Luke started to enjoy work more, and to enjoy playing to his strengths again. His imposter would still try to take over, but he could now see the signs and put some strategies in place to reduce any imposter performance.  Identifying his imposter syndrome as perfectionsim in the first place had been his first step to challenging it. Being honest with himself and seeing himself as a fallable human being, rather than superhuman, was the next.    

Am I suffering from imposter syndrome?

You, or someone you care about could be experiencing:

  • Self-doubt or or anxiety

  • An inability to realistically assess your competence and skills

  • Setting very challenging goals and feeling disappointed when you fall short

  • Attributing your success to external factors or luck

  • Believing that "I can't afford to make any mistake in my job" but others can

  • Focusing only the negative parts of your performance

  • Fear that you won't live up to expectations 

  • Ashamed when people point out a mistake

  • Overachieving but feeling underfulfilled 

  • Sabotaging your own success

  • Belief that you will get 'found out'

  • Irritability with people who manage work effortlessly

Luke's Testimonial:

Something you said that really hit home actually, about that feeling of utter dread and constant fear I'm going to get exposed or fired.  

Irrespective of whether it's my perception, or work itself,

I still need to address it" 

Try this at home:

  1.  Do you dismiss the 99% great job you did and obsess on the thing you could have done better?

  2. Are you constantly training and getting certificates as you feel you're "not quite there yet"?

  3. Do you talk about how "the project" needs support rather than you?

  4. Do you avoid new challenges because you hate being "rubbish at something " at the start?

  5. Get stressed when you're not working and see spare time as wasting time?

Answers!

Perfectionist: Learn to appreciate your successes, and accept that you've done your best to avoid burnout.

Expert: Know when enough is ok, to feel secure in your identity at work.   Mentoring others can really boost your self-esteem.

Soloist: There is no shame in asking for help.
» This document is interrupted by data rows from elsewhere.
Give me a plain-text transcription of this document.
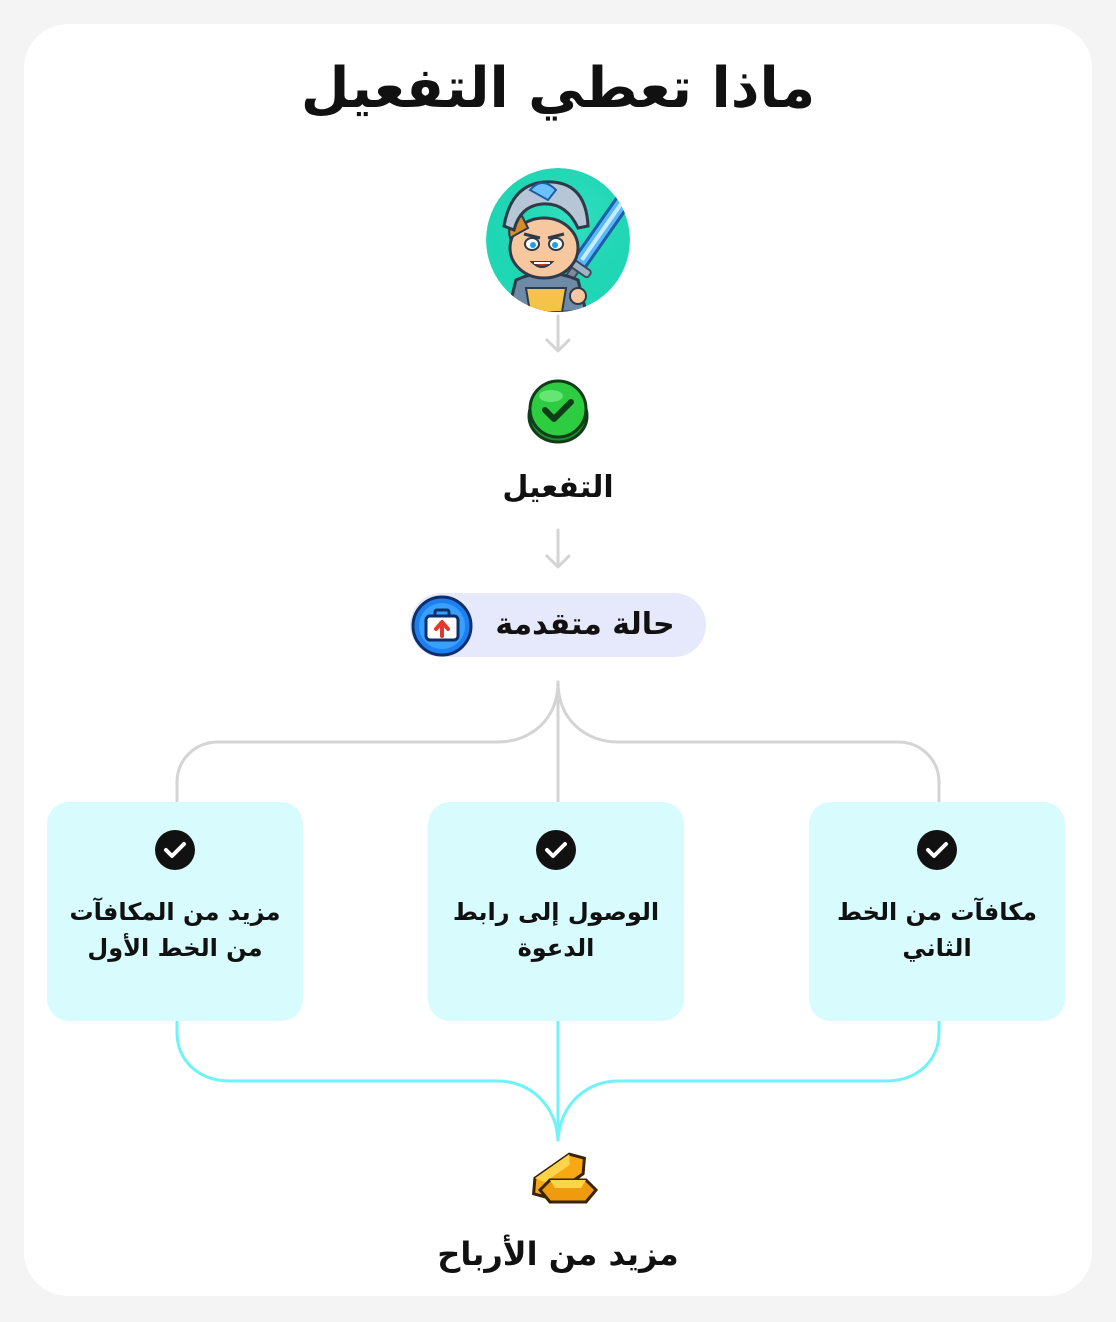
ماذا تعطي التفعيل
التفعيل
حالة متقدمة
مكافآت من الخط الثاني
الوصول إلى رابط الدعوة
مزيد من المكافآت من الخط الأول
مزيد من الأرباح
Admitting you don't know something is a great way to collaborate at work.

Natural Genius: Accept that you can learn how to get better at something rather than avoid it totally, and see yourself as a work-in-progress rather than fixed as 'not good at xyz'.

 

Superhero: Learn to feel good about yourself intrinsically, for yourself, rather than proving your worth to others by superhuman efforts at work.